In my Village B, I keep The I Love Trader Joes Cookbook because I can get every single semi-prepared ingredient at the same store. Even when I wander the grocery’s aisles and pick up a pastiche of snacks and fruits and starches, the cookbook never fails to make order out of my random pickings. Recipes like its asparagus tart are ridiculously easy to assemble—chopped nuts, oil, and cheese get thrown over a Trader Joe’s artisan puff pastry—but they end up looking gorgeous and professional.

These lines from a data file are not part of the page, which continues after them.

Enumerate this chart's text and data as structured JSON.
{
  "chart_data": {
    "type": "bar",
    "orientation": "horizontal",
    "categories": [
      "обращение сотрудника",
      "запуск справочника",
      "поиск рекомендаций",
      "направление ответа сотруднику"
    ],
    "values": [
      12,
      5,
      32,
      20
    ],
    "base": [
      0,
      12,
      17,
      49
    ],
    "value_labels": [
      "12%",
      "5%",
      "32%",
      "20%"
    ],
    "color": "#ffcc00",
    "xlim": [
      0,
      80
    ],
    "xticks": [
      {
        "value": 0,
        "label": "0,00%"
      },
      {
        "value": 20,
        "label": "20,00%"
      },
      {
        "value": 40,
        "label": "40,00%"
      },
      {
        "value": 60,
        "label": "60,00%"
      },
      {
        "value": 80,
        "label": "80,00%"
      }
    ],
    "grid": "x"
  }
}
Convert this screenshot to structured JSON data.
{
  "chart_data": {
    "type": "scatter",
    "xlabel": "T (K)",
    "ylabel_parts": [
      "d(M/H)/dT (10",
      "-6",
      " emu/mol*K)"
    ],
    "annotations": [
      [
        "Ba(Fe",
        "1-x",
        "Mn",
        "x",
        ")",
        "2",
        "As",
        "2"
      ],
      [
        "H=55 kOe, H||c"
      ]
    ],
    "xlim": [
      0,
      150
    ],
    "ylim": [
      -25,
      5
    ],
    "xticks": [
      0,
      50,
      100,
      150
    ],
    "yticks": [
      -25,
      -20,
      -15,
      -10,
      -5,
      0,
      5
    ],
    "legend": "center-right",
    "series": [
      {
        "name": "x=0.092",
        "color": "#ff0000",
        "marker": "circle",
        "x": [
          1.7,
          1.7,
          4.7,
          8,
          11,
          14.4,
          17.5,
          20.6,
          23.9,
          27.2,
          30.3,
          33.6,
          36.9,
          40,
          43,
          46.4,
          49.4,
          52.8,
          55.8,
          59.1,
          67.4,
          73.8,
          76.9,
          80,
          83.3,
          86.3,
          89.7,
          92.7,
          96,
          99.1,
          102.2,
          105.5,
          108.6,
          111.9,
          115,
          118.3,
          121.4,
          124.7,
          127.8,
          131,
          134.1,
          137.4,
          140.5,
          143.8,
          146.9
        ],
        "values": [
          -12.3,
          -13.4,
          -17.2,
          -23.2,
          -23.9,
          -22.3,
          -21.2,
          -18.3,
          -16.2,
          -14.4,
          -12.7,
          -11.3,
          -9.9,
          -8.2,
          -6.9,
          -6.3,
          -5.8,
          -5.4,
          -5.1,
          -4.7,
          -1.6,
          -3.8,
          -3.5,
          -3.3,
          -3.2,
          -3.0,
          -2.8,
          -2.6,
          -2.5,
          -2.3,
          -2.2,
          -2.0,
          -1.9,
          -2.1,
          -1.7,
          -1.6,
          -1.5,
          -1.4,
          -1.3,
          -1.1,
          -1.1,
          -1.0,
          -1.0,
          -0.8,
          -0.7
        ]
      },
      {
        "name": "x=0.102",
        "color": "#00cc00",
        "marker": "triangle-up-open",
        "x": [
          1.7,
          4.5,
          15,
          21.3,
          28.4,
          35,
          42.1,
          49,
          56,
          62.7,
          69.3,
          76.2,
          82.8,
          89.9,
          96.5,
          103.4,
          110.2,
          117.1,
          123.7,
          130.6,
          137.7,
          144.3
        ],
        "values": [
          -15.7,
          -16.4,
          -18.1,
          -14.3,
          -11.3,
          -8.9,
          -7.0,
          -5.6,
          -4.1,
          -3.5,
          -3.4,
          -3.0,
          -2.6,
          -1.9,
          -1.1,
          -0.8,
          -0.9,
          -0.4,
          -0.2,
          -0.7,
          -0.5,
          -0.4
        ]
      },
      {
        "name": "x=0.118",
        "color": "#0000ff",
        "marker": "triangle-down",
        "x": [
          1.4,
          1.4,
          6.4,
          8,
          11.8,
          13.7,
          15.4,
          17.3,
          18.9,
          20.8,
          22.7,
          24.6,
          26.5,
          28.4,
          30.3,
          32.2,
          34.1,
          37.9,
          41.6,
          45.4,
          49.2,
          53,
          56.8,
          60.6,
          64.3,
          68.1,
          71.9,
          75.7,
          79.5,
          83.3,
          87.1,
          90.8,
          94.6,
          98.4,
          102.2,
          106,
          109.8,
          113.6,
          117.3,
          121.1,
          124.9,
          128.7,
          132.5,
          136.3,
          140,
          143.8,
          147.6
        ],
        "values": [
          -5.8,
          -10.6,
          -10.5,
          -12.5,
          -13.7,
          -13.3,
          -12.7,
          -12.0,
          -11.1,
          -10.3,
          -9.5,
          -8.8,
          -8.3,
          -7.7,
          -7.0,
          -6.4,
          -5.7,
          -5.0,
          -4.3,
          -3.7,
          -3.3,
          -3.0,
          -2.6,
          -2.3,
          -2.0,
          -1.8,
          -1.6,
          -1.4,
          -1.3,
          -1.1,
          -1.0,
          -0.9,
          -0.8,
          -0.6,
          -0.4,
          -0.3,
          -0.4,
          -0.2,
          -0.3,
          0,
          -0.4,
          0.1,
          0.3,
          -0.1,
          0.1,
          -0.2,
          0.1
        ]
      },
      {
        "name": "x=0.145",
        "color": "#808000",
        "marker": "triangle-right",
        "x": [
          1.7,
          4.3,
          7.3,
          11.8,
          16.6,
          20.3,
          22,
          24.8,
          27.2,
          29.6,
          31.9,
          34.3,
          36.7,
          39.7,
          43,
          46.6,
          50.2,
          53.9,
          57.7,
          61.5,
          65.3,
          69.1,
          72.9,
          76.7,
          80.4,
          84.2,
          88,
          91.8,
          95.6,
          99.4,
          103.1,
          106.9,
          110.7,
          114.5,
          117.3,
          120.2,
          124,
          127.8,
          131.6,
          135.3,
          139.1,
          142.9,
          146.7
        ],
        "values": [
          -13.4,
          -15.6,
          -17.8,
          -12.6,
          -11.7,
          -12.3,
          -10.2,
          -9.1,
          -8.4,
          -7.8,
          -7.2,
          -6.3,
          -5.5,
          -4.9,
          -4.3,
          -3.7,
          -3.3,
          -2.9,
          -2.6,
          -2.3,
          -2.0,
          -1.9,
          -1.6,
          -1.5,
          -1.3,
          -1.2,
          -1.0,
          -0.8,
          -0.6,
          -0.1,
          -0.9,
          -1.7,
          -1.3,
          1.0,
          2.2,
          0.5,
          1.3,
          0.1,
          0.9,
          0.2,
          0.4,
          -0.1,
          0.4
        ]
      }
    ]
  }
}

College cookbooks are good for students’ wallets and stomachs. They save us from wandering aimlessly around the kitchen or impulsively walking down to Sweetgreen to grab a $10 salad between classes. So buy yourself a cookbook and you may find that college staples like André double in recipes like risotto. Now, with Leo’s as the bar, there isn’t too much to hold you back, go make some fucking dinner and happy midterms studying.

Waiting for your cookbook from Amazon, check out this easy recipe.

Adapted from Andrew Marsh’s (COL ’13) risotto:

Feeds one rower, or four NARPs (non-athletic regular people)

Ingredients:
2 Tbsp. butter
2 cups rice
1 cup André (or dry white wine if you’re classy)
4 cups of chicken or vegetable broth
1 cup grated Parmesan
1 tsp. salt
¼ tsp. pepper

Preparation:

Put butter, rice, broth, and André into rice cooker. Once cooked, stir in cheese, salt, and pepper.
(For a saucepan, melt butter on low heat, add rice and André, and gradually stir in broth.
Continue stirring for about 30 minutes until all the broth is absorbed.)